The Irish cybersecurity sector: An overview
The Irish cybersecurity sector is growing at a rate of over 10 per cent per annum and could, if such growth continues, employ over 17,000 people and create €2.5 billion of gross value added by 2030.
The 489 cybersecurity firms operating in Ireland have 734 offices, according to the State of the Cyber Security Sector in Ireland report, with 73 per cent of these offices in Dublin, Cork, Galway, or Limerick. While Dublin has the most overall offices, Cork and Galway retain the largest number of firms per capita.

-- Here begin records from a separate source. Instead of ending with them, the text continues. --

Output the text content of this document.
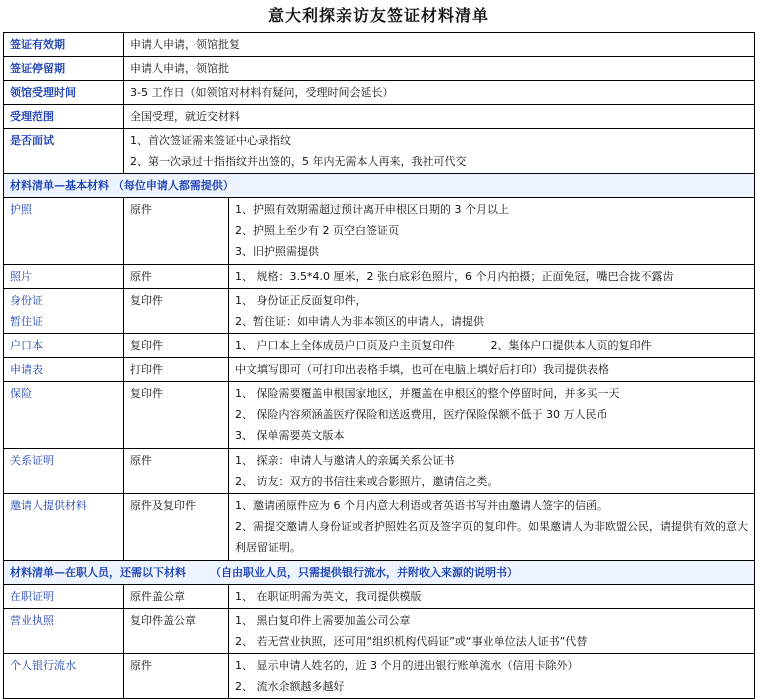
意大利探亲访友签证材料清单
签证有效期	申请人申请，领馆批复	
签证停留期	申请人申请，领馆批	
领馆受理时间	3-5 工作日（如领馆对材料有疑问，受理时间会延长）	
受理范围	全国受理，就近交材料	
是否面试	1、首次签证需来签证中心录指纹
2、第一次录过十指指纹并出签的，5 年内无需本人再来，我社可代交	

材料清单—基本材料 （每位申请人都需提供）		
护照	原件	1、护照有效期需超过预计离开申根区日期的 3 个月以上
2、护照上至少有 2 页空白签证页
3、旧护照需提供

照片	原件	1、 规格：3.5*4.0 厘米，2 张白底彩色照片，6 个月内拍摄；正面免冠，嘴巴合拢不露齿

身份证
暂住证	复印件	1、 身份证正反面复印件，
2、暂住证：如申请人为非本领区的申请人，请提供

户口本	复印件	1、 户口本上全体成员户口页及户主页复印件 2、集体户口提供本人页的复印件
申请表	打印件	中文填写即可（可打印出表格手填，也可在电脑上填好后打印）我司提供表格
保险	复印件	1、 保险需要覆盖申根国家地区，并覆盖在申根区的整个停留时间，并多买一天
2、 保险内容须涵盖医疗保险和送返费用，医疗保险保额不低于 30 万人民币
3、 保单需要英文版本

关系证明	原件	1、 探亲：申请人与邀请人的亲属关系公证书
2、 访友：双方的书信往来或合影照片，邀请信之类。

邀请人提供材料	原件及复印件	1、邀请函原件应为 6 个月内意大利语或者英语书写并由邀请人签字的信函。
2、需提交邀请人身份证或者护照姓名页及签字页的复印件。如果邀请人为非欧盟公民，请提供有效的意大利居留证明。

材料清单—在职人员，还需以下材料 （自由职业人员，只需提供银行流水，并附收入来源的说明书）		
在职证明	原件盖公章	1、 在职证明需为英文，我司提供模版
营业执照	复印件盖公章	1、 黑白复印件上需要加盖公司公章
2、 若无营业执照，还可用“组织机构代码证”或“事业单位法人证书”代替

个人银行流水	原件	1、 显示申请人姓名的，近 3 个月的进出银行账单流水（信用卡除外）
2、 流水余额越多越好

The main products offered by cybersecurity firms in Ireland include managed security service provision and advisory services, offered by 36 per cent of firms, securing applications, networks, and cloud environments services, provided by 31 per cent, and risk, compliance, and fraud services, provided by 28 per cent. Threat intelligence, monitoring, detection, and analysis is served by 26 per cent of firms, with operational technology security and connected devices served by 13 per cent and identification, authentication, and access control by 11 per cent.
The cybersecurity sector is an anomaly in the Irish context due to the makeup of the types of businesses that populate the sector. While the Central Statistics Office’s (CSO) Business Demography 2019 found that over 99 per cent of Ireland’s business were SMEs, 44 per cent of the businesses involved in cybersecurity in Ireland are classified as large enterprises, meaning that they have at least 250 employees and €50 million of annual turnover. This is perhaps not surprising given the prevalence of foreign direct investment in the sector, with 71 per cent of employment in the sector supported by FDI, and 28 per cent of firms headquartered in the United States and 55 per cent of employees employed by those firms.
The Department of Enterprise, Trade and Employment’s 2022 report Attracting Tech Talent to Ireland estimated there to be circa 80,000 professionals engaged in technological sectors in Ireland, meaning that the 7,351 engaged in cybersecurity work account for 9.2 per cent of the total technological workforce.
CSO statistics record Ireland’s gross value added (GVA) as €393.788 billion for the year 2021; the €1.1 billion GVA recorded by the cybersecurity sector in the same year means that it accounted for 0.28 per cent of the national GVA. While broad sectoral figures for the year 2021 have yet to be released, the sector in which the CSO places cybersecurity – information and communication – is now the second largest sector in terms of GVA, behind only manufacturing. The information and communication sector accounted for 17.4 per cent of national GVA in 2020 and has recorded steady growth from €18.166 billion in 2013 to €58.574 billion in 2020.
2020 saw the sector record a growth rate of 13.8 per cent in GVA, from €51.472 billion in 2019. If such a level of growth were to have been recorded again in 2021, this would mean a GVA of €67,377,212,000, meaning that cybersecurity’s €1.1 billion would account for 1.63 per cent of total sectoral GVA. GVA per employee stands at €150,000 in Ireland’s cybersecurity sector, comparing favourably to the UK rate of £100,000 (roughly €120,000) per employee.
As part of Cyber Ireland’s State of the Cyber Security Sector in Ireland report, a survey found 83 per cent of businesses expecting to grow their cybersecurity teams in the year 2022, with half of the businesses expecting growth of over 25 per cent. Findings such as this led the report’s authors to conclude that the 10 per cent plus annual growth rate experienced by the sector in recent years is sustainable in the short term to 2030, whereby the sector could have as many as 17,000 employees and €2.5 billion GVA. However, four-in-10 employers attested to a lack of appropriately skilled candidates; 33 per cent noted high competition from other cybersecurity businesses, 22 per cent noted a lack of non-technical skills in the labour pool, and 21 per cent said salaries are unaffordable.
With such growth having been experienced in the sector since 2013, and further growth expected, the enhanced commitments to cybersecurity seen in the wake of the HSE cyberattack will be music to the ears of those invested in the sector, but a significant challenge lies in store with an annual shortfall of people in cybersecurity roles across the broader economy of 10,000 according to ISC2. Research by people such as Leslie Kesselring has pointed to this being a global problem, with skills shortages impacting 70 per cent of businesses. The challenge for the cybersecurity sector is clear; the same can be said of the opportunity.